Я пыталась продолжать болтовню в прежнем легкомысленном тоне, глядя снизу вверх на залившееся краской красивое лицо Дигби и ощущая на своей талии руки, от которых исходило неприкрытое желание.
Я сказала:
— Слово «слегка» звучит неуместно в устах громадины шести с половиной футов. А кроме того, на нас смотрит Пинелопи.
Мы оба взглянули на нее. По-моему, Пинелопи никогда не отличалась большой привлекательностью. Она не употребляла никакой косметики, кроме губной помады, которая почти всегда была не того цвета, какой требовался, — ярко-оранжевый. Но у нее была веселая улыбка, и от всего существа исходило глубокое животное довольство, чувство полнейшего удовлетворения мужем и большой семьей. Дигби заявил, что я ошибаюсь и что она улыбается мне только как приятельнице, а ревновать она вообще не умеет.
— Пенни вообще никогда не думает, она только ест и спит — со мной, разумеется, — ухмыльнулся Дигби. — Или же подносит младенцам бутылочки с молоком.
— Ну что ж, все это звучит прекрасно. Чарльз находит ее божественной и считает, что мне следовало бы больше на нее походить.
— Миляга Чарльз, дай ему Бог здоровья.

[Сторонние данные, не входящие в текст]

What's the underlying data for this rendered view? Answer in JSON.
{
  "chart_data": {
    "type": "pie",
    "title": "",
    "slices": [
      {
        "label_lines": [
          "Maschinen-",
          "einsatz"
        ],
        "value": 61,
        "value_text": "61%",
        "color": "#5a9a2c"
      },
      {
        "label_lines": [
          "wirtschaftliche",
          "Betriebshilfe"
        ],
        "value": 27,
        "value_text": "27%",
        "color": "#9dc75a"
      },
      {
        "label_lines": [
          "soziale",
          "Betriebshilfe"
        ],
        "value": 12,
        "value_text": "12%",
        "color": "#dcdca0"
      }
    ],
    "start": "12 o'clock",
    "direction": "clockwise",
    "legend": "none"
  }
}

Ну не странно ли это?! — изумился Дигби. — А я часто думаю, что Пинелопи не худо бы чему-нибудь научиться у вас и попробовать стать хоть немного более красивой, изысканной и холодноватой.
— Холодноватой? — переспросила я.
Я услышала в этом слове вызов. Дигби смотрел на меня горячими красивыми глазами. Он был таким гигантом, таким неотразимо мужественным! Многие женщины были от него без ума, жизнь буквально била из него ключом.
Я почувствовала, как в глубине моего существа нарастает знакомое волнение. Как и Дигби, я тоже выпила бокал шампанского — ведь это было Рождество, званый вечер.
Чарльз, сидя на диване в другом конце гостиной, беседовал с Пинелопи, я уверена, о парусном спорте. Она никогда не страдала морской болезнью и неизменно восхищалась его судном.
— Внутри вы, верно, не такая прохладная, а? — вернул мои мысли к себе Дигби. — Я ведь за вами успел понаблюдать, знаете ли! Я всегда находил вас дьявольски привлекательной. Мы с Чарльзом большие друзья, и я очень тепло к нему отношусь, но иной раз сомневаюсь, действительно ли вы подходите друг другу.
— А вы с Пинелопи подходите?
— О, она совершенно счастлива, и я люблю свою старушку Пенни. Я знаю, что у нее вид шестиклассницы, но для меня это идеальная женщина. И я без ума от своих ужасных детей.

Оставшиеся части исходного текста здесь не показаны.